O norte-americano Mark David Chapman, que assassinou o ex-Beatle John Lennon em 8 de dezembro de 1980 e cumpre sentença de prisão perpétua em Attica, perto de Nova York, poderá sair esta semana em liberdade condicional, após 24 anos atrás das grades. Desde a condenação, esta é terceira vez que o assassino pede liberdade condicional, não aceita em 2000 e 2002. Na época, a comissão estimou que a liberação poderia minimizar a gravidade de seu crime. Circula na internet um manifesto contra a libertação de Chapman, dirigido à corte(http://www.Petitiononline.Com/rem128/petition.Html). Chapman, de 49 anos, matou Lennon a tiros diante do Edifício Dacota, onde o cantor morava, e foi sentenciado em 1981 à prisão perpétua com possibilidade de sair depois de 20 anos.
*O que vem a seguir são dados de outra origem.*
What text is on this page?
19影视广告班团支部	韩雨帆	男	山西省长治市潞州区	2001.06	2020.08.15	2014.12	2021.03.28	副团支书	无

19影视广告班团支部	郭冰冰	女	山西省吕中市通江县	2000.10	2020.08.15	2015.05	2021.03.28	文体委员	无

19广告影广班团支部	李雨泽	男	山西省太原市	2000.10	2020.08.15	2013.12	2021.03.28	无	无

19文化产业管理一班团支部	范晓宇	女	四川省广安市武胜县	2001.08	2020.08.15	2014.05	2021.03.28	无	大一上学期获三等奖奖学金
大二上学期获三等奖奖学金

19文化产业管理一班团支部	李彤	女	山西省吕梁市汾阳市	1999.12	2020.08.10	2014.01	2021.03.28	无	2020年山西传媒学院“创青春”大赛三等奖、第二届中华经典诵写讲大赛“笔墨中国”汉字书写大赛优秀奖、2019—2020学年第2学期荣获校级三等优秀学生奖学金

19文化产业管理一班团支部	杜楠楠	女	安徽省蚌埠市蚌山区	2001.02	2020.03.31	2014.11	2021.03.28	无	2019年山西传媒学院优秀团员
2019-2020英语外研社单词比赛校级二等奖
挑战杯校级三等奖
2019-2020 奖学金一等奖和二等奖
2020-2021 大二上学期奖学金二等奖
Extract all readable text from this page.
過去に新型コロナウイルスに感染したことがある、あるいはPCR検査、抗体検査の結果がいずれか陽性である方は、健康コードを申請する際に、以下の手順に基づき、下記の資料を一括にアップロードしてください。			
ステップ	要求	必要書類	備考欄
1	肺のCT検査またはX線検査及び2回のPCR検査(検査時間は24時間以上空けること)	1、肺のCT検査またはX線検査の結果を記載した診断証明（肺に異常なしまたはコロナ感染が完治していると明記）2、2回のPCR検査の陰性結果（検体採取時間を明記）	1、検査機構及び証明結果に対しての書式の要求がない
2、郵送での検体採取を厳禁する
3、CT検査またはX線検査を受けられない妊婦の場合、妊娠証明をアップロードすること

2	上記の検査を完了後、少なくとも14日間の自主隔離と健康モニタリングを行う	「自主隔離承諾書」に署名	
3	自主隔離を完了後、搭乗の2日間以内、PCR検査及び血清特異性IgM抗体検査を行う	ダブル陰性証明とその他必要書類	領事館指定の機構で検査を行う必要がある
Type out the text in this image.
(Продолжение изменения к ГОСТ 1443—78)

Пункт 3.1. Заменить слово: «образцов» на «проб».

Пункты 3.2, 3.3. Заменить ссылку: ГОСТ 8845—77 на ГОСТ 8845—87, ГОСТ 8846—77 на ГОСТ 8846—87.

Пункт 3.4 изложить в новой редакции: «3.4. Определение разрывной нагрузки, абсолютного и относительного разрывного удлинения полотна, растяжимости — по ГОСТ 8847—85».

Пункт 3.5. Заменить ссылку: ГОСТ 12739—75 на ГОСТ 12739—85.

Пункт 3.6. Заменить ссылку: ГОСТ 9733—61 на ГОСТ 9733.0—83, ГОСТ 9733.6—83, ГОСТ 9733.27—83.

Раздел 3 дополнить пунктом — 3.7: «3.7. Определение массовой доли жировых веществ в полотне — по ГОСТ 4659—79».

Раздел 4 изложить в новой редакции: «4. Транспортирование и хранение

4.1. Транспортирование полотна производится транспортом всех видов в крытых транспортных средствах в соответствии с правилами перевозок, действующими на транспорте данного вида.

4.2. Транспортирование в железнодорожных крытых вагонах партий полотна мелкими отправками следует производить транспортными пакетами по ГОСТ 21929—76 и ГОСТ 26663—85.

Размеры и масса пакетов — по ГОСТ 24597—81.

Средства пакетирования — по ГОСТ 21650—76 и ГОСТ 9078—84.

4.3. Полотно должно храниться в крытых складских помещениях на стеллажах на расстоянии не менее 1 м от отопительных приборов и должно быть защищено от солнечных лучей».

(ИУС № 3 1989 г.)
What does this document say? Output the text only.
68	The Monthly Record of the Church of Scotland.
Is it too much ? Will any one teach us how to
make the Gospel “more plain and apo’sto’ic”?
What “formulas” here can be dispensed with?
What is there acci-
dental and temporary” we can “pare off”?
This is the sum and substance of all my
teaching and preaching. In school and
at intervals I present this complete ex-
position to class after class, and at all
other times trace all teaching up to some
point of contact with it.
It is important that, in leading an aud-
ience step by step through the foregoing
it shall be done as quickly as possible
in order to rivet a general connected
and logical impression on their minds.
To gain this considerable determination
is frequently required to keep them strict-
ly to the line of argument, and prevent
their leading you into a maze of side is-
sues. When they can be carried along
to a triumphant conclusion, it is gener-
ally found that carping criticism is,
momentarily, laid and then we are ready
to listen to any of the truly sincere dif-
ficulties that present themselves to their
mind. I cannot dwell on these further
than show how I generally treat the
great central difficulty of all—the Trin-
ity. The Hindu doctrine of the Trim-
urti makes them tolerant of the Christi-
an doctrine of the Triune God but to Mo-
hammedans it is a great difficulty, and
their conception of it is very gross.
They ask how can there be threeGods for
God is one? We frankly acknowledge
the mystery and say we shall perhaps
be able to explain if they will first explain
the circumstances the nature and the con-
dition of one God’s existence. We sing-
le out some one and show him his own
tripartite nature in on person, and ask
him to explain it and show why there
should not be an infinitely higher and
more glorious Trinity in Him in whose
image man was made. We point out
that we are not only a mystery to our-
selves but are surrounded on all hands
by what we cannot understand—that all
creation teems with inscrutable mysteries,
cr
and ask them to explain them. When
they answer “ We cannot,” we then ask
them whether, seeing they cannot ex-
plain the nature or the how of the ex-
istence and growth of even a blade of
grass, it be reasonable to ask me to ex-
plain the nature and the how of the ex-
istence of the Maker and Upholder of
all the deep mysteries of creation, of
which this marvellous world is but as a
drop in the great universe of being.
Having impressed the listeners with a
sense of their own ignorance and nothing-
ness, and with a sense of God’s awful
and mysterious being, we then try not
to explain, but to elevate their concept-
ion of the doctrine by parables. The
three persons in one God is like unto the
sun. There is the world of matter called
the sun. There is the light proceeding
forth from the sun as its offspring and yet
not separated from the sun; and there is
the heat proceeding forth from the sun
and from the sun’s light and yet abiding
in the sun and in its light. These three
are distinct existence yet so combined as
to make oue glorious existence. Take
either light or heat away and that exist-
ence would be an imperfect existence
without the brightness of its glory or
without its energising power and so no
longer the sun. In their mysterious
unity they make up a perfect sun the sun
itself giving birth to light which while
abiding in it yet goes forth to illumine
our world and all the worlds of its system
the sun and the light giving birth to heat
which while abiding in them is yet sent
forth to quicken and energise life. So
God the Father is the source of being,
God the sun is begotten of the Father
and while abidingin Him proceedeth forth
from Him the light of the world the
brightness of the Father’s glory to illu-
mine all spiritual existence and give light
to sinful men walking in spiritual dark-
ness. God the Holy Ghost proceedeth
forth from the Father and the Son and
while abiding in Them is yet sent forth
A viúva do ex-Beatle, Yoko Ono, pede que se negue a liberdade condicional a Chapman, opinião compartilhada pelos fãs de Lennon, que tinha 40 anos quando foi morto. Yoko teme ainda que o assassino possa fazer mal a ela e ao filho.John Lennon foi a alma dos Beatles, grupo que criou em 1960, em Liverpool, na Inglaterra, junto com George Harrison, que morreu de câncer no final de 2001, e Paul McCartney, com Ringo Starr entrando no grupo pouco depois.